3. Identify new services to offer your clients
Increased knowledge and familiarity with your clients will allow you to make sure your current offerings meet their needs.
It can also help you to identify where you might be able to introduce a new service or aspect of business advisory that helps them and opens up an additional revenue stream for you.
And, in turn, this can help you scale up your business.
You’ll also be ensuring you’re future proofing it with a wider portfolio of services, so if one sees a decline in demand, you can rely on others to sustain your income.
Client loyalty comes in here too – the more integrated you are into a client’s business and the more you’re doing for them, the less likely they are to desert you for a new practice.
4. Improve your knowledge of the sectors your clients operate in
Getting to having better working knowledge of your clients is a two-way street.
You can gain a better understanding of their sector complete with the challenges and opportunities that it’s facing.
You might know everything there is to know about finance and professional services but can you learn something useful and relevant from your client in the world of travel and hospitality?

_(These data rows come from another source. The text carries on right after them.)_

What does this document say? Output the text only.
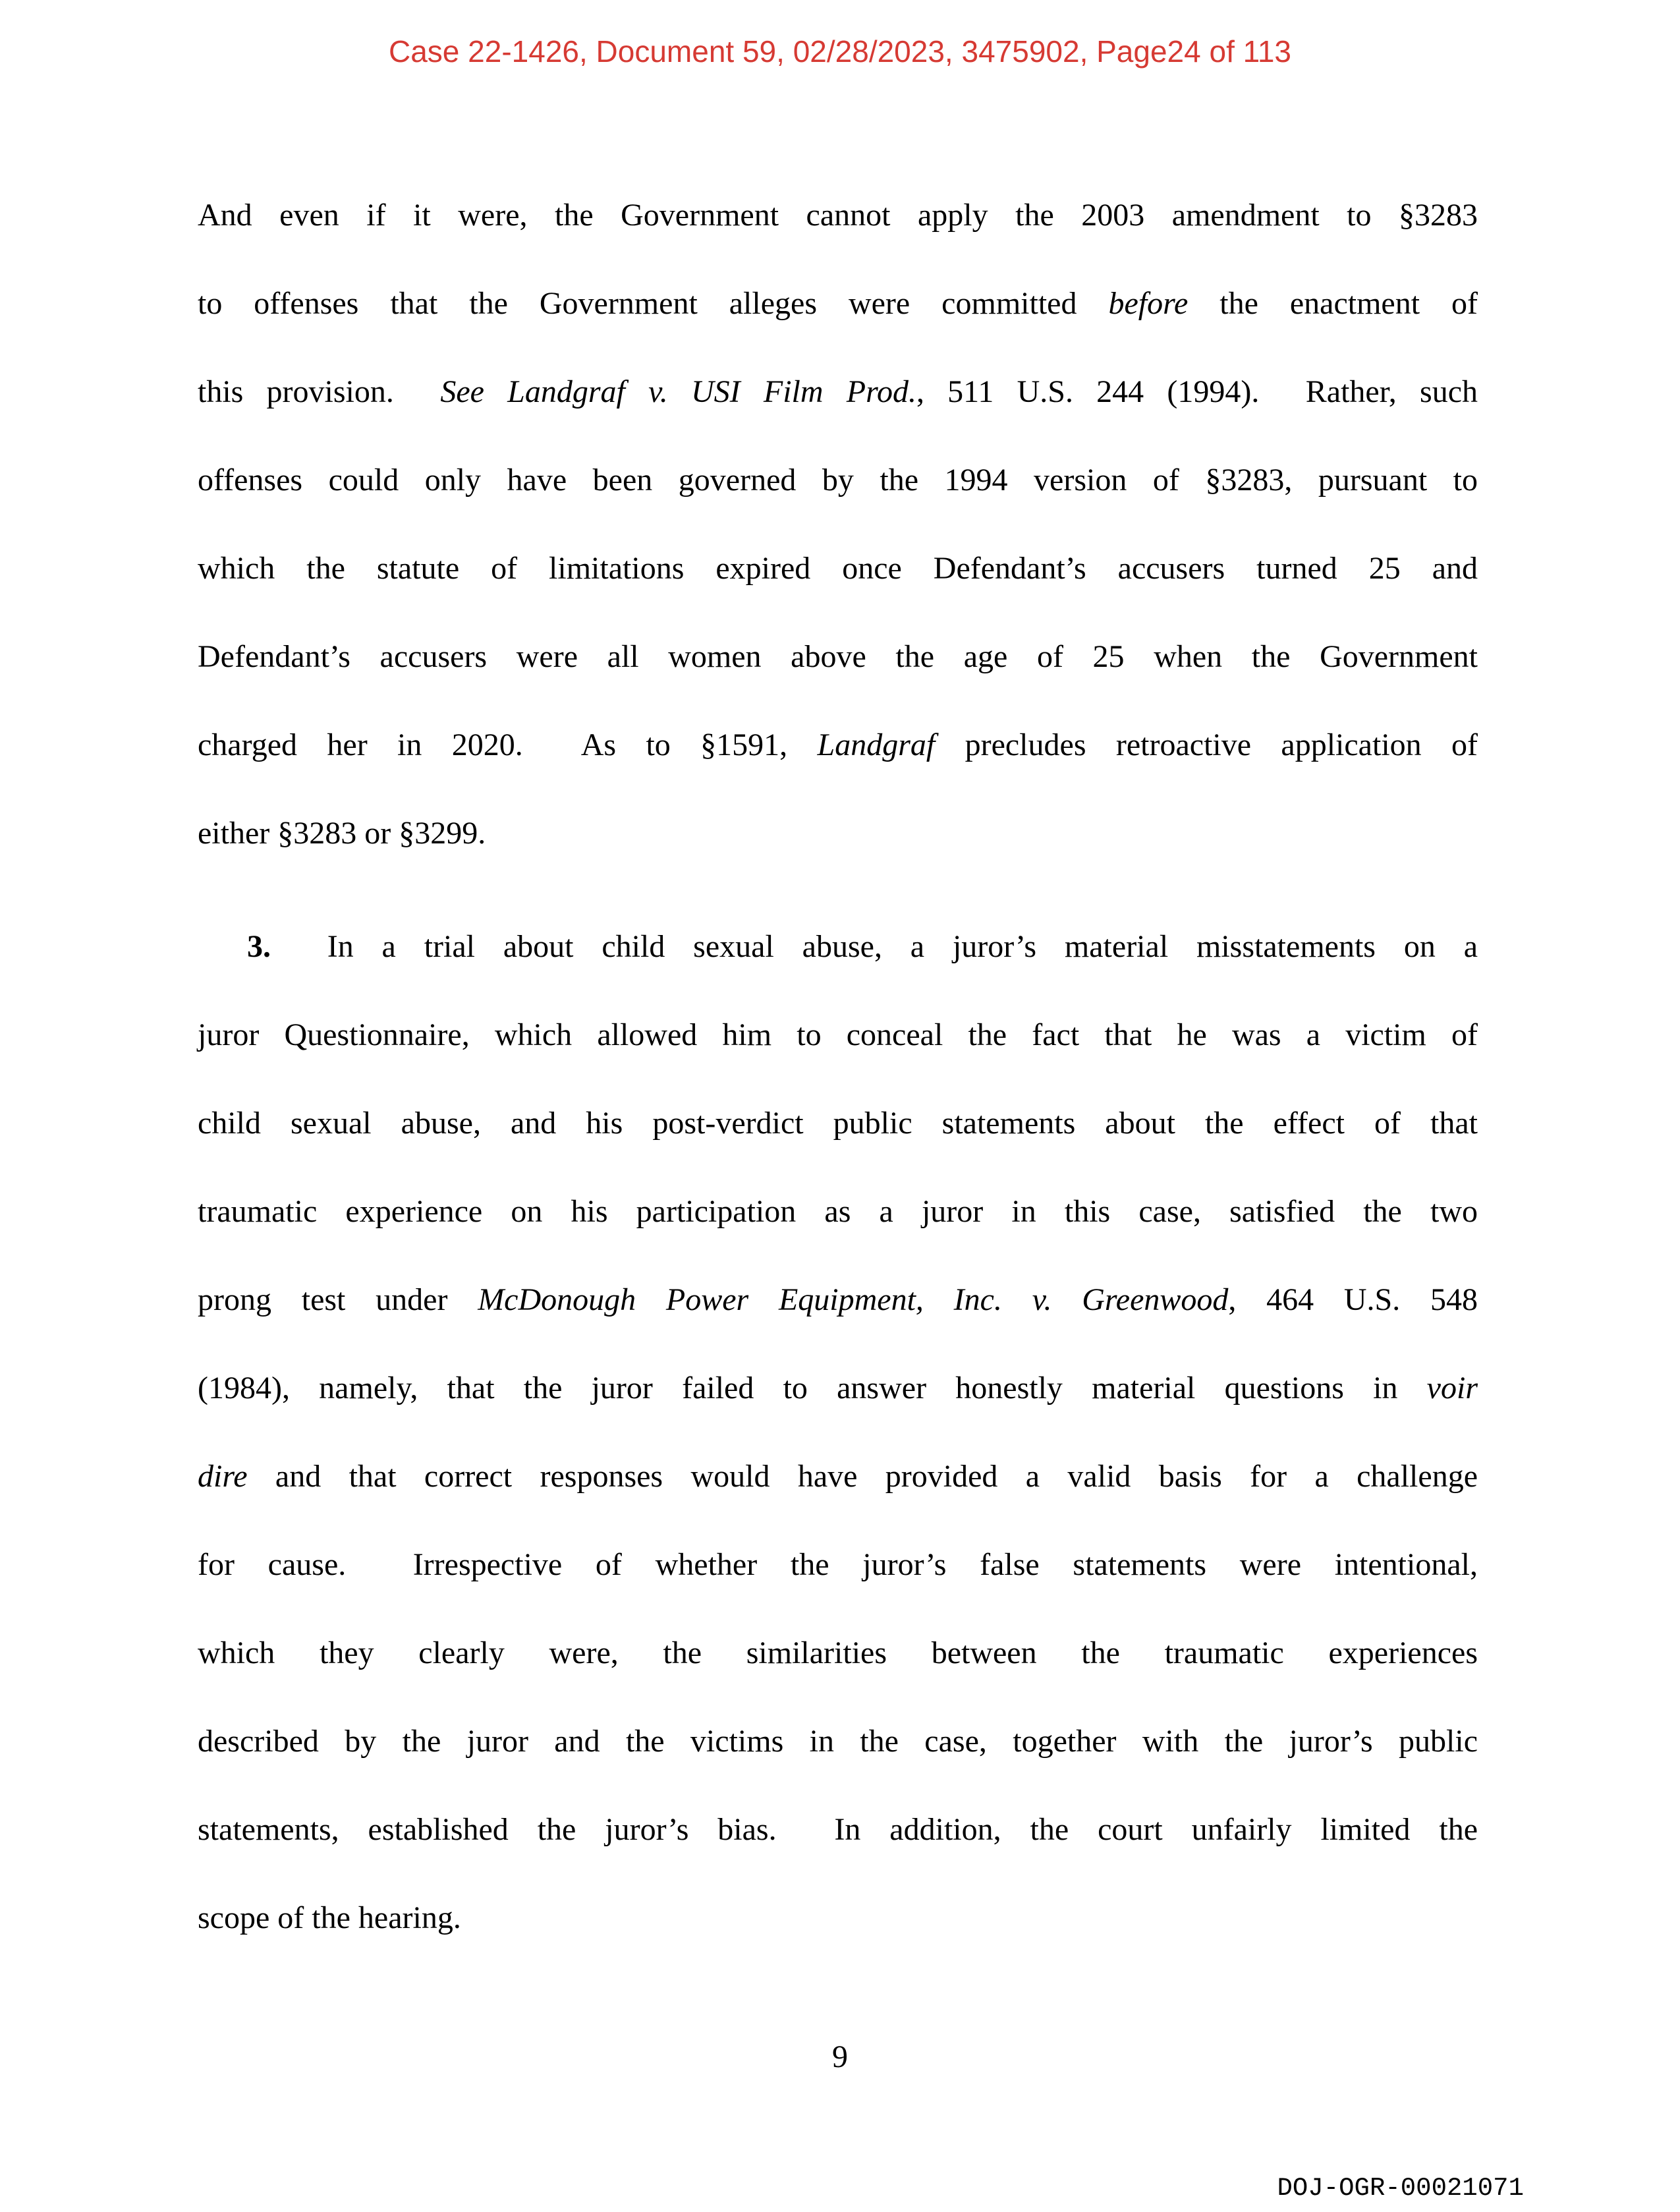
Case 22-1426, Document 59, 02/28/2023, 3475902, Page24 of 113
And even if it were, the Government cannot apply the 2003 amendment to §3283
to offenses that the Government alleges were committed before the enactment of
this provision.  See Landgraf v. USI Film Prod., 511 U.S. 244 (1994).  Rather, such
offenses could only have been governed by the 1994 version of §3283, pursuant to
which the statute of limitations expired once Defendant’s accusers turned 25 and
Defendant’s accusers were all women above the age of 25 when the Government
charged her in 2020.  As to §1591, Landgraf precludes retroactive application of
either §3283 or §3299.
3.  In a trial about child sexual abuse, a juror’s material misstatements on a
juror Questionnaire, which allowed him to conceal the fact that he was a victim of
child sexual abuse, and his post-verdict public statements about the effect of that
traumatic experience on his participation as a juror in this case, satisfied the two
prong test under McDonough Power Equipment, Inc. v. Greenwood, 464 U.S. 548
(1984), namely, that the juror failed to answer honestly material questions in voir
dire and that correct responses would have provided a valid basis for a challenge
for cause.  Irrespective of whether the juror’s false statements were intentional,
which they clearly were, the similarities between the traumatic experiences
described by the juror and the victims in the case, together with the juror’s public
statements, established the juror’s bias.  In addition, the court unfairly limited the
scope of the hearing.
9
DOJ-OGR-00021071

Are there lessons to be learned from a company whose books you do that is heavily involved in new technology?
Similarly, can you gain general business insights and benefit from transferable skills with your client working in the field of healthcare or entertainment?

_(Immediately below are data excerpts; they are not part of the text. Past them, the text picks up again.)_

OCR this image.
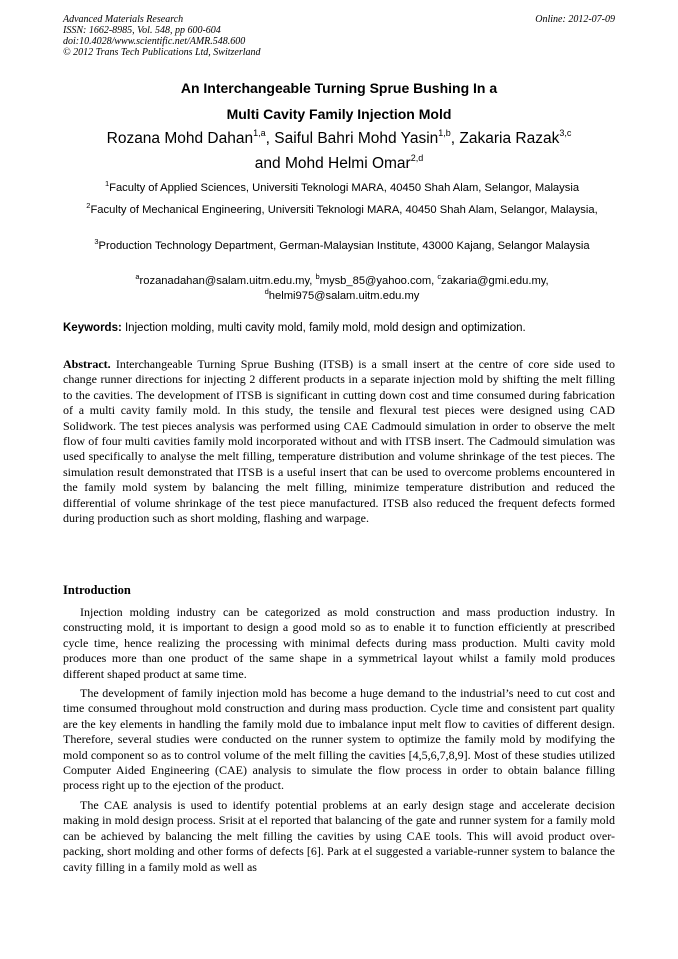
Advanced Materials Research
ISSN: 1662-8985, Vol. 548, pp 600-604
doi:10.4028/www.scientific.net/AMR.548.600
© 2012 Trans Tech Publications Ltd, Switzerland
Online: 2012-07-09
An Interchangeable Turning Sprue Bushing In a
Multi Cavity Family Injection Mold
Rozana Mohd Dahan$^{1,a}$, Saiful Bahri Mohd Yasin$^{1,b}$, Zakaria Razak$^{3,c}$
and Mohd Helmi Omar$^{2,d}$
$^1$Faculty of Applied Sciences, Universiti Teknologi MARA, 40450 Shah Alam, Selangor, Malaysia
$^2$Faculty of Mechanical Engineering, Universiti Teknologi MARA, 40450 Shah Alam, Selangor, Malaysia,
$^3$Production Technology Department, German-Malaysian Institute, 43000 Kajang, Selangor Malaysia
$^a$rozanadahan@salam.uitm.edu.my, $^b$mysb_85@yahoo.com, $^c$zakaria@gmi.edu.my,
$^d$helmi975@salam.uitm.edu.my
Keywords: Injection molding, multi cavity mold, family mold, mold design and optimization.

Abstract. Interchangeable Turning Sprue Bushing (ITSB) is a small insert at the centre of core side used to change runner directions for injecting 2 different products in a separate injection mold by shifting the melt filling to the cavities. The development of ITSB is significant in cutting down cost and time consumed during fabrication of a multi cavity family mold. In this study, the tensile and flexural test pieces were designed using CAD Solidwork. The test pieces analysis was performed using CAE Cadmould simulation in order to observe the melt flow of four multi cavities family mold incorporated without and with ITSB insert. The Cadmould simulation was used specifically to analyse the melt filling, temperature distribution and volume shrinkage of the test pieces. The simulation result demonstrated that ITSB is a useful insert that can be used to overcome problems encountered in the family mold system by balancing the melt filling, minimize temperature distribution and reduced the differential of volume shrinkage of the test piece manufactured. ITSB also reduced the frequent defects formed during production such as short molding, flashing and warpage.

Introduction

Injection molding industry can be categorized as mold construction and mass production industry. In constructing mold, it is important to design a good mold so as to enable it to function efficiently at prescribed cycle time, hence realizing the processing with minimal defects during mass production. Multi cavity mold produces more than one product of the same shape in a symmetrical layout whilst a family mold produces different shaped product at same time.

The development of family injection mold has become a huge demand to the industrial’s need to cut cost and time consumed throughout mold construction and during mass production. Cycle time and consistent part quality are the key elements in handling the family mold due to imbalance input melt flow to cavities of different design. Therefore, several studies were conducted on the runner system to optimize the family mold by modifying the mold component so as to control volume of the melt filling the cavities [4,5,6,7,8,9]. Most of these studies utilized Computer Aided Engineering (CAE) analysis to simulate the flow process in order to obtain balance filling process right up to the ejection of the product.

The CAE analysis is used to identify potential problems at an early design stage and accelerate decision making in mold design process. Srisit at el reported that balancing of the gate and runner system for a family mold can be achieved by balancing the melt filling the cavities by using CAE tools. This will avoid product over-packing, short molding and other forms of defects [6]. Park at el suggested a variable-runner system to balance the cavity filling in a family mold as well as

What you learn from these businesses, once you know them better, could help with the way that you run your practice. It could also offer you a better understanding of the world in which your other clients operate.
As well as this, it could give you valuable information for when you’re pitching for new business as you demonstrate to your potential client your knowledge and experience of their sector.

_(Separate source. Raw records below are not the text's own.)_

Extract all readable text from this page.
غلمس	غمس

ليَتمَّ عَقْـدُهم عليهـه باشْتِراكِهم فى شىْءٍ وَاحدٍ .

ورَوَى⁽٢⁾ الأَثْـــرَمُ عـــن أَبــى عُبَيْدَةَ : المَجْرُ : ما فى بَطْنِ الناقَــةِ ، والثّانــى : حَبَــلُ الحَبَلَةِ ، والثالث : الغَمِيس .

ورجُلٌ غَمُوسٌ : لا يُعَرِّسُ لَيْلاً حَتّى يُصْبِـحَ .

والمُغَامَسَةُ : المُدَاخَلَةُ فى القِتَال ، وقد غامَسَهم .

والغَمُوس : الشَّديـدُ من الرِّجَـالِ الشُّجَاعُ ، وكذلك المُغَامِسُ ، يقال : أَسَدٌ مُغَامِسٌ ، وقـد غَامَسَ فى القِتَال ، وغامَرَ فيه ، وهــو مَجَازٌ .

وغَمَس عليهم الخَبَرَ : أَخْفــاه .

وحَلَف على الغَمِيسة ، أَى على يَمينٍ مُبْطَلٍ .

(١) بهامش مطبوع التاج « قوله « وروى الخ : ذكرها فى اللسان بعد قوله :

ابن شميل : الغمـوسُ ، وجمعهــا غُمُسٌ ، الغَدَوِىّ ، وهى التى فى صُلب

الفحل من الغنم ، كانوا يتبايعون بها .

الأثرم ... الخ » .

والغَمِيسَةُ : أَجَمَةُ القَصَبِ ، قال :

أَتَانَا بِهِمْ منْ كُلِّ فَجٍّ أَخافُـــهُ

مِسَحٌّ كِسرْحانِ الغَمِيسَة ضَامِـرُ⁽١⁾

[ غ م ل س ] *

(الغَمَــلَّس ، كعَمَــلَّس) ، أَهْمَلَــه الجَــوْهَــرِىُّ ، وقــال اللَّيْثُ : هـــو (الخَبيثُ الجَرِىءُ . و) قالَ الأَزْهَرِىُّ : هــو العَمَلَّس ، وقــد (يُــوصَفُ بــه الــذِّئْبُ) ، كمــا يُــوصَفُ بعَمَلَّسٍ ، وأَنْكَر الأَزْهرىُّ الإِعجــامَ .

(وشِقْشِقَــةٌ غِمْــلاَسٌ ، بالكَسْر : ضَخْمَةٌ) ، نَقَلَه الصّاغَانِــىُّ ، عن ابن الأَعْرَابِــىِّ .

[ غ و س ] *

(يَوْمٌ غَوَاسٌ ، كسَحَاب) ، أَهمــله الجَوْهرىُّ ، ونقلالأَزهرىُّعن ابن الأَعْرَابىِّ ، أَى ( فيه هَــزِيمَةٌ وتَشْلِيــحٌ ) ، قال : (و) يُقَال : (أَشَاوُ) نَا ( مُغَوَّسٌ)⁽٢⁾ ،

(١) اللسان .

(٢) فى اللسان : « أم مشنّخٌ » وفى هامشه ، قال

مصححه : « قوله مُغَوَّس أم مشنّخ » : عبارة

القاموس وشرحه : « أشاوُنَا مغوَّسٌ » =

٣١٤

5. Stay ahead of potential challenges
In this rapidly changing world with constant disruption, greater uncertainty and new challenges, the better you know your clients, the better you’ll be placed to flag up risks and dangers that they might face before they’re actually confronted with them.
How to get to know your clients
How do you develop a better knowledge and understanding of your clients?
What medium should you use to communicate with them and how do you get hold of the relevant information about them in a way that suits both parties?
Simply contacting your clients and being up front about the fact that you’d like to learn a bit more about their business, their goals, their challenges and their aspirations is the best bet.
The ICAEW has advice on how to conduct a survey of clients to identify everything from how satisfied they are with your performance to what new services they might be interested in receiving.
Face-to-face communication is best as you can relax more, and the conversation can become more free flowing and extensive than is the case even with a Zoom or Teams meeting.
Ask your client out for a coffee, drink, or lunch. You can arrange to meet at their favourite venue or somewhere near their office or home.
Make it clear that you won’t take too much out of their busy schedules as well as subtly emphasising that they’ll get something useful out of this investment of their time.
Once you’ve established the principle of these relaxed, informal meetings, you can schedule them on a regular basis – perhaps every three to six months.
Getting to know your clients might feel like a task that’s not as important as preparing tax returns and accountants, auditing financial reports, and dealing with financial forecasting.
However, you could argue it’s even more important.
Understanding your clients and their challenges will help you to support them in the best possible way.
It will allow you to have a view of their dreams and goals, provide the guidance to help them achieve them, and identify the services they truly require, all while being empathetic to their highs and lows.
So take the time to get to know your clients – after all, you’ll find it’s a win-win, both for them and your practice.